In a linked statement, a U.N. investigator said child labour was in great demand by employers because it was cheap "and because children are naturally more docile, easier to discipline than adults, and too frightened to complain."
The statement and the report were issued to mark United Nations World Day against Child Labour which falls on June 12.
The ILO, which defines children as anyone up to the age of 18, said the total number of young people in hazardous jobs was well over half of those known to be working -- the overwhelming majority in Africa, Asia and Latin America.
Extreme poverty drives practically all of them to take up both physically and psychologically dangerous jobs, sometimes where the effects from toxic substances they had to work with only emerge in later life, according to the ILO report.
Many as young as five were employed in such work although the numbers of small children involved has declined in recent years under pressure from campaign groups and public opinion.

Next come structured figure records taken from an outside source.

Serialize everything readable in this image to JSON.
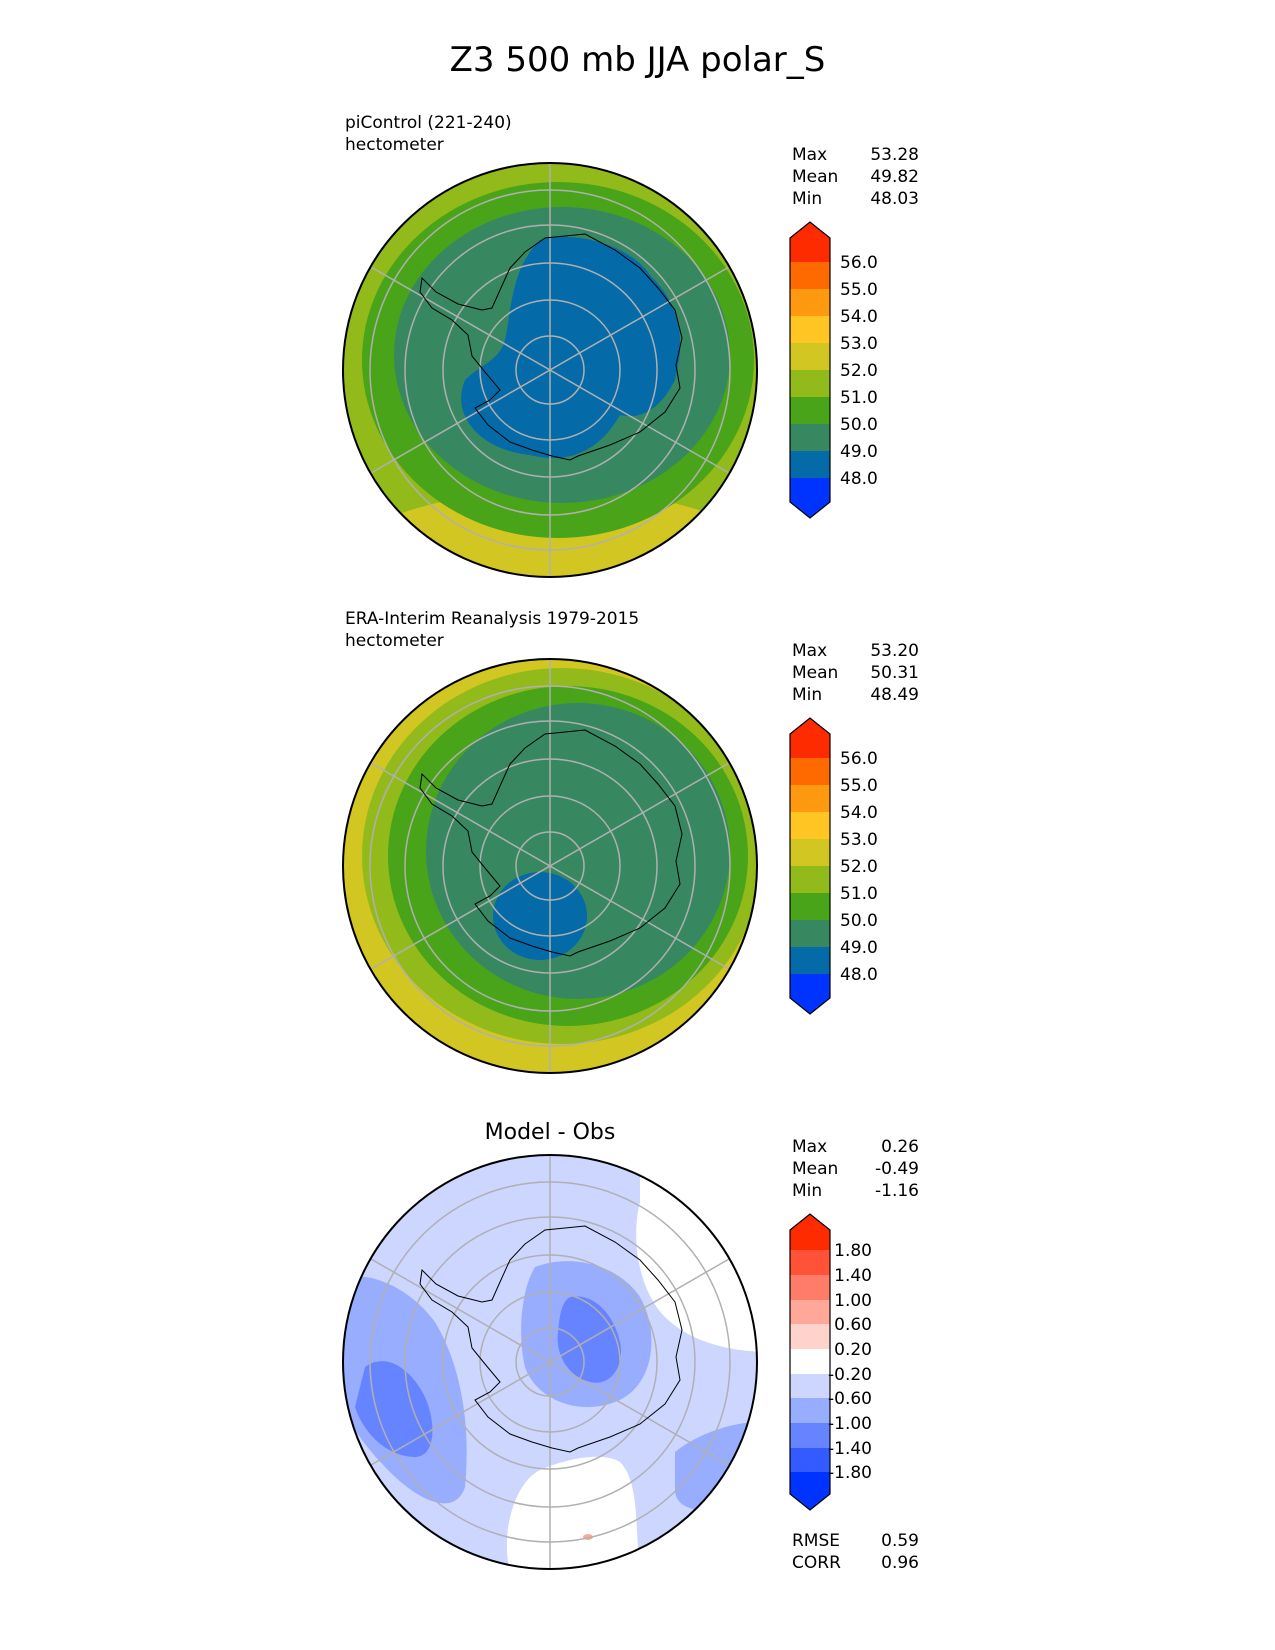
{
  "title": "Z3 500 mb JJA polar_S",
  "panels": [
    {
      "labels": [
        "piControl (221-240)",
        "hectometer"
      ],
      "stats": [
        {
          "label": "Max",
          "value": "53.28"
        },
        {
          "label": "Mean",
          "value": "49.82"
        },
        {
          "label": "Min",
          "value": "48.03"
        }
      ]
    },
    {
      "labels": [
        "ERA-Interim Reanalysis 1979-2015",
        "hectometer"
      ],
      "stats": [
        {
          "label": "Max",
          "value": "53.20"
        },
        {
          "label": "Mean",
          "value": "50.31"
        },
        {
          "label": "Min",
          "value": "48.49"
        }
      ]
    },
    {
      "title": "Model - Obs",
      "stats": [
        {
          "label": "Max",
          "value": "0.26"
        },
        {
          "label": "Mean",
          "value": "-0.49"
        },
        {
          "label": "Min",
          "value": "-1.16"
        }
      ],
      "metrics": [
        {
          "label": "RMSE",
          "value": "0.59"
        },
        {
          "label": "CORR",
          "value": "0.96"
        }
      ]
    }
  ],
  "colorbars": {
    "field": {
      "labels": [
        "56.0",
        "55.0",
        "54.0",
        "53.0",
        "52.0",
        "51.0",
        "50.0",
        "49.0",
        "48.0"
      ],
      "colors": [
        "#ff2b00",
        "#ff6a00",
        "#ff9a10",
        "#ffc623",
        "#d2c622",
        "#93ba1b",
        "#4aa419",
        "#378861",
        "#046aa8",
        "#0033ff"
      ]
    },
    "diff": {
      "labels": [
        "1.80",
        "1.40",
        "1.00",
        "0.60",
        "0.20",
        "-0.20",
        "-0.60",
        "-1.00",
        "-1.40",
        "-1.80"
      ],
      "colors": [
        "#ff2b00",
        "#ff5236",
        "#ff7d68",
        "#ffa899",
        "#ffd3cb",
        "#ffffff",
        "#ccd6ff",
        "#99adff",
        "#6684ff",
        "#335bff",
        "#0033ff"
      ]
    }
  },
  "map_colors": {
    "background_field": "#93ba1b",
    "field_levels": [
      "#d2c622",
      "#93ba1b",
      "#4aa419",
      "#378861",
      "#046aa8"
    ],
    "diff_levels": [
      "#ffffff",
      "#ccd6ff",
      "#99adff",
      "#6684ff",
      "#ffa899"
    ],
    "coast": "#000000",
    "grid": "#b0b0b0"
  }
}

But the total number of young people aged 15-17 engaged in such work had risen sharply, it said.
Campaigning over the last decade has reduced the number of girls involved and now 60 percent of the total under the age of 18 -- before which ILO conventions say no one should be employed in hazardous jobs -- are boys.
The report said the largest numbers were in Asia, where over 48 million children and young people -- or some 5.6 per cent of the total in the region -- were earning their living in jobs fraught with danger.
In sub-Saharan Africa, the totals were nearly 39 million, but this accounted for more than 15 per cent of the overall population in the age category. In Latin America the total was 9.5 million, or 6.7 per cent.
"Hazardous work is commonly found in agriculture, fishing, forestry, livestock-herding and aquaculture, in addition to subsistence and commercial farming." the ILO said. Many children worked long hours, increasing the risk of injury.
The U.N. investigator into modern forms of slavery, Gulnara Shahinian, said "unscrupulous employers" took advantage of smaller children in often illegal artisanal gold mining.
Boys were were sent down through narrow and makeshift tunnels, at a high risk of fatal accidents, while both boys and girls had to handle toxic mercury to extract gold, exposing them to irreversible damage to their health, Shahinian, an Armenian lawyer, said in a statement.
They were also exploited in the flower, banana and palm oil production industries, and in cities in loading and unloading heavy goods or collecting waste in garbage fields where they were also exposed to physical and sexual violence, she said.